Shawna: I’m having my baby. And Philippe said he’s all in!
Aleecia: God is smiling down on you today.
Jasmine: I just read this quote: “The positive thinker sees the invisible, feels the intangible, and achieves the impossible.”
Candy: Here’s one: “Stop worrying about what you have to lose and focus on what you have to gain.”

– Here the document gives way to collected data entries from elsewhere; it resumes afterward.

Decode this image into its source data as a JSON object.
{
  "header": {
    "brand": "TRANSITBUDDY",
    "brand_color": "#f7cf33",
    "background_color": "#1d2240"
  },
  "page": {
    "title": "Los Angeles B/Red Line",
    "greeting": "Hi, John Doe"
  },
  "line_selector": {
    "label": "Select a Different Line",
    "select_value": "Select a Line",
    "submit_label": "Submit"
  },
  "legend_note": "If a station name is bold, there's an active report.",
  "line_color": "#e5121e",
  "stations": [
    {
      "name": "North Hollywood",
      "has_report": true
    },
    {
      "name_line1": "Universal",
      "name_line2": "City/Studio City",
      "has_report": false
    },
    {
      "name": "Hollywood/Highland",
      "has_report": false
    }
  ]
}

Izzy: I lost my husband in Afghanistan. No matter how good or bad you think your life is, wake up each day and be thankful for life. Someone, somewhere in the world is fighting for their life.
May 29. Weight 134
Dear Diary, I’m having my baby! Our baby. I’m not ready to tell Mom and Dad. Not yet.
SIX
SHAWNA STARTED GETTING SICK EVERY DAY BETWEEN second and third periods. She had to ask for a pass and then would go lie down in the nurse’s office. After the third time, the nurse became suspicious.
“This isn’t the flu, is it?” Nurse Bailey asked.
“I don’t know,” Shawna said. She had wanted to put off this conversation as long as possible.
“Have you seen a doctor?” Nurse Bailey asked.